O Ministério Público do Trabalho (MPT) participou, nesta quarta (10), do lançamento do 2° Plano Nacional para Erradicação do Trabalho Escravo, no Ministério da Justiça. O procurador-geral do Trabalho, Otavio Brito Lopes, compôs mesa ao lado do ministro Paulo Vannuchi, da Secretaria Especial dos Direitos Humanos (SEDH). O coordenador Jonas Ratier Moreno e os integrantes da Coordenadoria Nacional de Erradicação do Trabalho Escravo também estiveram presentes.

O plano foi elaborado pela Comissão Nacional de Erradicação do Trabalho Escravo (Conatrae), da qual participam membros do MPT e da Associação Nacional dos Procuradores do Trabalho (ANPT). A nova publicação faz uma atualização do primeiro plano, lançado em 2003. Dados da Organização Internacional do Trabalho (OIT) mostram que 68,4% das metas estipuladas foram atingidas total ou parcialmente.

De 2003 a 2007, 19.927 trabalhadores em condições análogas às de escravo foram resgatados pelo Grupo Especial de Fiscalização Móvel, do qual participam membros do MPT e servidores do Ministério do Trabalho e Emprego (MTE), Polícia Federal e Polícia Rodoviária Federal.
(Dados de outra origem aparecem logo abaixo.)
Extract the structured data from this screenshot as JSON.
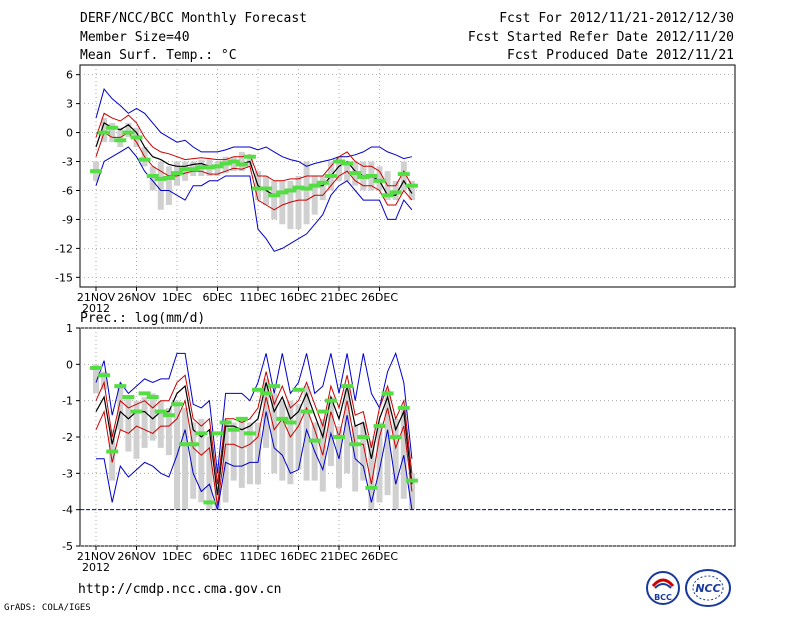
{
  "header": {
    "title": "DERF/NCC/BCC Monthly Forecast",
    "member_size": "Member Size=40",
    "variable": "Mean Surf. Temp.: °C",
    "forecast_period": "Fcst For 2012/11/21-2012/12/30",
    "started_date": "Fcst Started Refer Date 2012/11/20",
    "produced_date": "Fcst Produced Date 2012/11/21"
  },
  "footer": {
    "url": "http://cmdp.ncc.cma.gov.cn",
    "grads": "GrADS: COLA/IGES",
    "logo_bcc": "BCC",
    "logo_ncc": "NCC"
  },
  "x_ticks": [
    "21NOV",
    "26NOV",
    "1DEC",
    "6DEC",
    "11DEC",
    "16DEC",
    "21DEC",
    "26DEC"
  ],
  "x_year": "2012",
  "colors": {
    "spread": "#0000cc",
    "band": "#cc0000",
    "mean": "#000000",
    "obs": "#55dd44",
    "box": "#d0d0d0"
  },
  "chart_data": [
    {
      "type": "line",
      "title": "Mean Surf. Temp.: °C",
      "ylabel": "°C",
      "ylim": [
        -16,
        7
      ],
      "yticks": [
        6,
        3,
        0,
        -3,
        -6,
        -9,
        -12,
        -15
      ],
      "x_days": 40,
      "series": [
        {
          "name": "max",
          "values": [
            1.5,
            4.5,
            3.5,
            2.8,
            2,
            2.5,
            2,
            1,
            0,
            -0.5,
            -1,
            -0.8,
            -1.5,
            -2,
            -2,
            -2,
            -1.8,
            -1.5,
            -1.5,
            -1.5,
            -1.8,
            -1.5,
            -2,
            -2.5,
            -2.8,
            -3,
            -3.5,
            -3.2,
            -3,
            -2.8,
            -2.5,
            -2.5,
            -2.3,
            -2,
            -1.5,
            -1.5,
            -2,
            -2.3,
            -2.7,
            -2.5
          ]
        },
        {
          "name": "upper",
          "values": [
            -0.5,
            2,
            1.5,
            1.2,
            1.8,
            1,
            -0.5,
            -1.5,
            -2,
            -2.2,
            -2.5,
            -2.8,
            -2.7,
            -2.6,
            -2.7,
            -2.8,
            -2.8,
            -2.5,
            -2.5,
            -2.3,
            -4.5,
            -4.5,
            -5,
            -5,
            -4.8,
            -4.8,
            -4.5,
            -4.5,
            -4.5,
            -3.5,
            -2.5,
            -2,
            -3,
            -3.5,
            -3.5,
            -4,
            -5.5,
            -5.5,
            -4,
            -5.5
          ]
        },
        {
          "name": "mean",
          "values": [
            -1.5,
            1,
            0.5,
            0.3,
            0.8,
            0,
            -1.5,
            -2.5,
            -2.8,
            -3.3,
            -3.5,
            -3.5,
            -3.3,
            -3.2,
            -3.5,
            -3.5,
            -3.3,
            -3,
            -3.2,
            -3,
            -5.5,
            -6,
            -6.5,
            -6.2,
            -6,
            -5.8,
            -5.8,
            -5.5,
            -5.5,
            -4.5,
            -3.5,
            -3,
            -4,
            -4.5,
            -4.5,
            -5,
            -6.5,
            -6.5,
            -5,
            -6.3
          ]
        },
        {
          "name": "lower",
          "values": [
            -2.5,
            0,
            -0.5,
            -0.5,
            0,
            -1,
            -2.5,
            -3.5,
            -4,
            -4.5,
            -4.5,
            -4.2,
            -4,
            -4,
            -4.3,
            -4.3,
            -4,
            -3.7,
            -3.8,
            -3.5,
            -7,
            -7.5,
            -8,
            -7.5,
            -7.2,
            -7,
            -7,
            -6.5,
            -6.5,
            -5.5,
            -4.5,
            -4,
            -5,
            -5.5,
            -5.5,
            -6,
            -7.5,
            -7.5,
            -6,
            -7
          ]
        },
        {
          "name": "min",
          "values": [
            -5.5,
            -3,
            -2.5,
            -2,
            -1.5,
            -2.5,
            -4,
            -5,
            -6,
            -6,
            -6.5,
            -7,
            -5.5,
            -5.5,
            -5,
            -5,
            -4.5,
            -4.5,
            -4.5,
            -4.5,
            -10,
            -11,
            -12.3,
            -12,
            -11.5,
            -11,
            -10.5,
            -9.5,
            -8.5,
            -6.5,
            -5.5,
            -5,
            -6,
            -7,
            -7,
            -7,
            -9,
            -9,
            -7,
            -8
          ]
        },
        {
          "name": "observed",
          "values": [
            -4,
            0,
            0.5,
            -0.8,
            0,
            -0.5,
            -2.8,
            -4.5,
            -4.8,
            -4.7,
            -4.2,
            -3.8,
            -3.8,
            -3.6,
            -3.6,
            -3.5,
            -3.2,
            -3,
            -3.3,
            -2.5,
            -5.8,
            -5.8,
            -6.5,
            -6.2,
            -6,
            -5.7,
            -5.8,
            -5.5,
            -5.2,
            -4.5,
            -3,
            -3.2,
            -4.2,
            -4.6,
            -4.5,
            -5,
            -6.5,
            -6.2,
            -4.3,
            -5.5
          ]
        }
      ],
      "boxes": [
        [
          -5,
          -3
        ],
        [
          -1,
          1.5
        ],
        [
          -1,
          1
        ],
        [
          -1.5,
          0.5
        ],
        [
          -0.5,
          1
        ],
        [
          -1.5,
          0.5
        ],
        [
          -3.5,
          -1.5
        ],
        [
          -6,
          -3.5
        ],
        [
          -8,
          -3
        ],
        [
          -7.5,
          -3.5
        ],
        [
          -5.5,
          -3
        ],
        [
          -5,
          -3
        ],
        [
          -4.5,
          -3
        ],
        [
          -4.5,
          -2.8
        ],
        [
          -4.5,
          -2.8
        ],
        [
          -4.5,
          -3
        ],
        [
          -4.2,
          -2.5
        ],
        [
          -4,
          -2.5
        ],
        [
          -4,
          -2
        ],
        [
          -3.5,
          -2.5
        ],
        [
          -7,
          -4
        ],
        [
          -7.5,
          -4.5
        ],
        [
          -9,
          -5
        ],
        [
          -9.5,
          -5
        ],
        [
          -10,
          -5
        ],
        [
          -10,
          -4.5
        ],
        [
          -9.5,
          -3
        ],
        [
          -8.5,
          -4.5
        ],
        [
          -7,
          -4.5
        ],
        [
          -6,
          -3
        ],
        [
          -5,
          -2.5
        ],
        [
          -5,
          -3
        ],
        [
          -5.5,
          -3
        ],
        [
          -6,
          -3
        ],
        [
          -6,
          -3
        ],
        [
          -6,
          -3.5
        ],
        [
          -7,
          -4
        ],
        [
          -7,
          -5
        ],
        [
          -6,
          -3
        ],
        [
          -7,
          -5
        ]
      ]
    },
    {
      "type": "line",
      "title": "Prec.: log(mm/d)",
      "ylabel": "log(mm/d)",
      "ylim": [
        -5,
        1
      ],
      "yticks": [
        1,
        0,
        -1,
        -2,
        -3,
        -4,
        -5
      ],
      "x_days": 40,
      "series": [
        {
          "name": "max",
          "values": [
            -0.5,
            0.1,
            -1.4,
            -0.5,
            -0.8,
            -0.6,
            -0.4,
            -0.5,
            -0.4,
            -0.4,
            0.3,
            0.3,
            -1.1,
            -1.2,
            -1,
            -3,
            -0.8,
            -0.8,
            -0.8,
            -1,
            -0.5,
            0.3,
            -0.8,
            0.3,
            -0.8,
            -0.5,
            0.3,
            -0.8,
            -0.6,
            0.3,
            -0.8,
            0.3,
            -1,
            0.3,
            -0.8,
            -1.2,
            -0.2,
            0.3,
            -0.5,
            -2.6
          ]
        },
        {
          "name": "upper",
          "values": [
            -1,
            -0.5,
            -2,
            -1,
            -1.2,
            -1.1,
            -1,
            -1.2,
            -1,
            -1,
            -0.5,
            -0.3,
            -1.5,
            -1.7,
            -1.5,
            -3.3,
            -1.5,
            -1.5,
            -1.6,
            -1.5,
            -1.2,
            -0.2,
            -1.1,
            -0.6,
            -1.2,
            -1,
            -0.5,
            -1.1,
            -1.7,
            -0.6,
            -1.2,
            -0.3,
            -1.4,
            -1.3,
            -2.3,
            -1.2,
            -0.6,
            -1.5,
            -1,
            -3
          ]
        },
        {
          "name": "mean",
          "values": [
            -1.3,
            -0.9,
            -2.2,
            -1.3,
            -1.5,
            -1.3,
            -1.3,
            -1.5,
            -1.3,
            -1.3,
            -0.8,
            -0.6,
            -1.8,
            -2,
            -1.8,
            -3.6,
            -1.7,
            -1.7,
            -1.8,
            -1.7,
            -1.5,
            -0.5,
            -1.3,
            -0.9,
            -1.5,
            -1.3,
            -0.8,
            -1.4,
            -2,
            -0.9,
            -1.5,
            -0.6,
            -1.7,
            -1.6,
            -2.6,
            -1.5,
            -0.9,
            -1.8,
            -1.3,
            -3.3
          ]
        },
        {
          "name": "lower",
          "values": [
            -1.8,
            -1.3,
            -2.7,
            -1.8,
            -1.9,
            -1.7,
            -1.8,
            -1.9,
            -1.7,
            -1.7,
            -1.5,
            -1,
            -2.3,
            -2.5,
            -2.3,
            -3.9,
            -2.2,
            -2.2,
            -2.3,
            -2.2,
            -2,
            -0.9,
            -1.8,
            -1.5,
            -2,
            -1.7,
            -1.2,
            -1.8,
            -2.5,
            -1.3,
            -2,
            -1,
            -2.2,
            -2.2,
            -3.3,
            -2,
            -1.2,
            -2.3,
            -1.7,
            -3.5
          ]
        },
        {
          "name": "min",
          "values": [
            -2.6,
            -2.6,
            -3.8,
            -2.8,
            -3.1,
            -2.9,
            -2.7,
            -2.8,
            -3,
            -3.1,
            -2.5,
            -1.8,
            -3,
            -3.5,
            -3.3,
            -4,
            -2.7,
            -2.8,
            -2.8,
            -2.7,
            -2.7,
            -1.3,
            -2.3,
            -2.5,
            -3,
            -2.9,
            -1.8,
            -2.4,
            -2.9,
            -1.9,
            -2.6,
            -1.4,
            -2.6,
            -2.8,
            -3.8,
            -2.9,
            -1.8,
            -3.3,
            -2.5,
            -4
          ]
        },
        {
          "name": "observed",
          "values": [
            -0.1,
            -0.3,
            -2.4,
            -0.6,
            -0.9,
            -1.3,
            -0.8,
            -0.9,
            -1.3,
            -1.4,
            -1.1,
            -2.2,
            -2.2,
            -1.9,
            -3.8,
            -1.9,
            -1.6,
            -1.8,
            -1.5,
            -1.9,
            -0.7,
            -0.8,
            -0.6,
            -1.5,
            -1.6,
            -0.7,
            -1.3,
            -2.1,
            -1.3,
            -1,
            -2,
            -0.6,
            -2.2,
            -2,
            -3.4,
            -1.7,
            -0.8,
            -2,
            -1.2,
            -3.2
          ]
        }
      ],
      "boxes": [
        [
          -0.8,
          0
        ],
        [
          -0.7,
          -0.2
        ],
        [
          -3.2,
          -1.8
        ],
        [
          -1.8,
          -0.6
        ],
        [
          -2.4,
          -0.9
        ],
        [
          -2.6,
          -1
        ],
        [
          -2.3,
          -0.9
        ],
        [
          -2.1,
          -0.8
        ],
        [
          -2.3,
          -1
        ],
        [
          -2.5,
          -1.2
        ],
        [
          -4,
          -1
        ],
        [
          -4,
          -1.2
        ],
        [
          -3.7,
          -1.6
        ],
        [
          -3.8,
          -1.5
        ],
        [
          -4,
          -2
        ],
        [
          -4,
          -3
        ],
        [
          -3.8,
          -1.5
        ],
        [
          -3.2,
          -1.6
        ],
        [
          -3.4,
          -1.5
        ],
        [
          -3.3,
          -1.6
        ],
        [
          -3.3,
          -1.6
        ],
        [
          -2.3,
          -0.4
        ],
        [
          -3,
          -0.8
        ],
        [
          -3.2,
          -1
        ],
        [
          -3.3,
          -1
        ],
        [
          -2.9,
          -1.1
        ],
        [
          -3.2,
          -0.6
        ],
        [
          -3.2,
          -1.6
        ],
        [
          -3.5,
          -1.5
        ],
        [
          -2.8,
          -0.9
        ],
        [
          -3.4,
          -1.7
        ],
        [
          -3,
          -0.7
        ],
        [
          -3.5,
          -1.7
        ],
        [
          -3.2,
          -1.6
        ],
        [
          -4,
          -2.1
        ],
        [
          -3.8,
          -1.6
        ],
        [
          -3.6,
          -0.7
        ],
        [
          -4,
          -1.5
        ],
        [
          -3.7,
          -1.2
        ],
        [
          -4,
          -3
        ]
      ],
      "reference_line": -4
    }
  ]
}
De acordo com o procurador-geral do Trabalho, o Brasil serve como exemplo para o mundo, não pela situação do trabalho escravo no País, mas pela coragem tanto do Governo quanto da sociedade brasileira de admitir o problema. “O MPT luta cotidianamente para erradicar o trabalho escravo”, afirmou.

Lopes destacou a atuação do MPT na defesa dos direitos dos trabalhadores, inclusive por meio de ações civis públicas e coletivas, que buscam a aplicação de penalidades aos maus empregadores e a necessária restauração de direitos dos empregados, com o pagamento de indenizações e verbas trabalhistas.

O procurador-geral enfatizou as ações de repressão e prevenção dentro do novo plano. Lopes lembrou que, quando não há qualificação dos trabalhadores resgatados, eles estão condenados a voltar para o trabalho escravo. Para ele, depois da libertação, o seguro-desemprego deve ser conjugado com capacitação profissional, na forma já prevista em lei. “É melhor aumentar o benefício por mais tempo e continuar capacitando o trabalhador do que ter que resgatá-lo de novo depois de um tempo”, disse.